During the 2008 campaign, President Obama, while promoting nuclear energy as the electric power source of our future, called the NRC “a moribund agency…captive of the industry it regulates,” but little was done to bring it back to it’s primary mandate of being the watchdog for nuclear safety. Rather, the NRC has been more of a cheerleader for the industry, even after the Fukushima disaster. A Wall Street Journal MarketWatch article highlights this point:
The Obama administration is considering whether to intervene in a legal dispute between Entergy Corp and Vermont over continued operation of the state’s only nuclear plant, two officials familiar with the matter said Thursday.
At issue is whether the state has the authority to block Entergy’s bid to continue operating the Vermont Yankee plant beyond March 2012. Typically, federal regulators have jurisdiction over the licensing of nuclear reactors.
During a Senate hearing Thursday, Sen. Bernie Sanders (I., Vt.) and Kristine Svinicki, a member of the U.S. Nuclear Regulatory Commission, said the Justice Department is weighing whether to intervene in the case.
“The litigation posture of the United States is under active deliberation by the Justice Department and they’ve asked that in our testimony today we not comment any further,” Svinicki said, citing an exchange between her staff and the department.
A Justice Department spokesman declined to comment.
Sanders also said the Justice Department had consulted the five-member nuclear commission about the issue and that on Wednesday, commission had privately voted, 3-2, in favor of federal intervention in the case. None of the commissioners would confirm the specifics of that vote, citing the need to keep legal matters private.
Another member of the commission, William Ostendorff, said the discussions between the Justice Department and the nuclear agency were “a matter of whether or not the NRC has an interest in this case, dealing with pre-emption issues.”
“The political reality is that the DOJ is going to have to make a decision,” Sanders responded. Earlier in the hearing, he told the commissioners, “in my very strong opinion, it is not your business to get involved in that fight.”
Entergy wants to extend the life of its Vermont Yankee plant beyond March 2012, but has run into opposition to nuclear reactors that has escalated across the country following a nuclear crisis in Japan and revelations about potentially inadequate disaster preparedness at nuclear plants in the U.S.

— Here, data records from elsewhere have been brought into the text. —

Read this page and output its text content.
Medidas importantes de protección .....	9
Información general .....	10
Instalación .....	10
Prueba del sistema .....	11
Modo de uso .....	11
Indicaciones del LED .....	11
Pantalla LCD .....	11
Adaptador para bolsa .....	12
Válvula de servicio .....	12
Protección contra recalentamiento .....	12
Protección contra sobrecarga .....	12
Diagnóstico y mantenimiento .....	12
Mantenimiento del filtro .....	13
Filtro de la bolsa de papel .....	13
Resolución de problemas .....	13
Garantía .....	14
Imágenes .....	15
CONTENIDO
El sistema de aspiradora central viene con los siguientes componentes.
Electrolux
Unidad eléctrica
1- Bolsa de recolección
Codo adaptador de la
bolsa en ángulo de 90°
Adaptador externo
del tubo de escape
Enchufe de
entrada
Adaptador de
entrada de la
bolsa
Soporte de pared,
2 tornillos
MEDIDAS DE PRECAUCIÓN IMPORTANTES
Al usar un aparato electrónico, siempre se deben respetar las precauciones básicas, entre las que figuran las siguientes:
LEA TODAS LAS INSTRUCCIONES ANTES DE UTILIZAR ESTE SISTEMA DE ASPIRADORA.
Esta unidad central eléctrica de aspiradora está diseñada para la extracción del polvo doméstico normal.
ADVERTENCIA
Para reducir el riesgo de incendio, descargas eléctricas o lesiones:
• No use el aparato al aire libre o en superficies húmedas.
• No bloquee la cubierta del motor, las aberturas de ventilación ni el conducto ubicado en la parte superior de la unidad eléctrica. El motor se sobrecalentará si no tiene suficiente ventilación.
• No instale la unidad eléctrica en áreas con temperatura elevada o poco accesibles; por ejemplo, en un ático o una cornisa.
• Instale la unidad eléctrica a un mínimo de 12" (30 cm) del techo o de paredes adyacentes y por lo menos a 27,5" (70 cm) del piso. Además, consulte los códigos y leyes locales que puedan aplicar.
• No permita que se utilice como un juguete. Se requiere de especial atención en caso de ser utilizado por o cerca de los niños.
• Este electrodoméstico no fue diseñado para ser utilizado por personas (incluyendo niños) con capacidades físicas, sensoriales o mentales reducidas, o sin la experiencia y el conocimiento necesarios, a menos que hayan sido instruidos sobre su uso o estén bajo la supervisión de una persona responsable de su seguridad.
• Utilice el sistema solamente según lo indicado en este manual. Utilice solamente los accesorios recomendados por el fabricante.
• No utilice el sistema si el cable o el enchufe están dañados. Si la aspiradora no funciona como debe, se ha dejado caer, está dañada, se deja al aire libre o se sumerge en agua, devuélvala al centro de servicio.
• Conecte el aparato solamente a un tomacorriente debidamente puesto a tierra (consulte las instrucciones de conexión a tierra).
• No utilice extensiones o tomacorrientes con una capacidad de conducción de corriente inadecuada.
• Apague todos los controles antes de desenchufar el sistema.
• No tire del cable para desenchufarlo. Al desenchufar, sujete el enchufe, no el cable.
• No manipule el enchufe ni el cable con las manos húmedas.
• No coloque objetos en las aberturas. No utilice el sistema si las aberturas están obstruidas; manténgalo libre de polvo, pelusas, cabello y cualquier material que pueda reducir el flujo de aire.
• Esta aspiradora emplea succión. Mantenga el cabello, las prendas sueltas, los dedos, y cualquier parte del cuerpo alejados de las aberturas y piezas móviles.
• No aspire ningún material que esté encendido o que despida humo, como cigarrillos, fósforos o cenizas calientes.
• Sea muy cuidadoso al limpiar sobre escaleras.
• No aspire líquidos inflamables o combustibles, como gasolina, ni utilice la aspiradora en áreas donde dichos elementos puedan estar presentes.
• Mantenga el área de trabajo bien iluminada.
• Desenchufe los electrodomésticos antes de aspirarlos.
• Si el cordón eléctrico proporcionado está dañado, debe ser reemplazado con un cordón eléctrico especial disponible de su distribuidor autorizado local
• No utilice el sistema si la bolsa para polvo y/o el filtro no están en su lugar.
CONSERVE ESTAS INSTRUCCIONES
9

Both the nuclear industry and regulators have said they will make changes as a result of the events in Japan. At the hearing Thursday, the NRC members again said they expect to tighten rules governing backup power for nuclear plants.
At the same time, the regulators have not backed away from their normal business of reviewing license extensions and new reactor designs.
In March, the NRC gave the green light to Entergy, approving operations at Vermont Yankee for another 20 years. But when Entergy bought the Vermont facility in 2002, it agreed to give state regulators say over the license extension.
The state passed a law in 2006 requiring Vermont legislators to approve the extension. Now, Entergy says that law invalidates their agreement and the decision should be up to federal regulators.
Senator Sanders (I-VT) repeatedly criticized the commissioners on this point during the hearings, urging them to step back from the issue. “If the state of Vermont chooses energy efficiency and sustainable energy for its future, instead of an aging and trouble-ridden nuclear power plant, it is not the place of the NRC to prevent us from doing that,” he told them. “The NRC’s mandate is very clear. Its concerns begin and end with safety. It is not supposed to be the arbiter of political or legal disputes between a $14 billion dollar energy company and the people of Vermont.”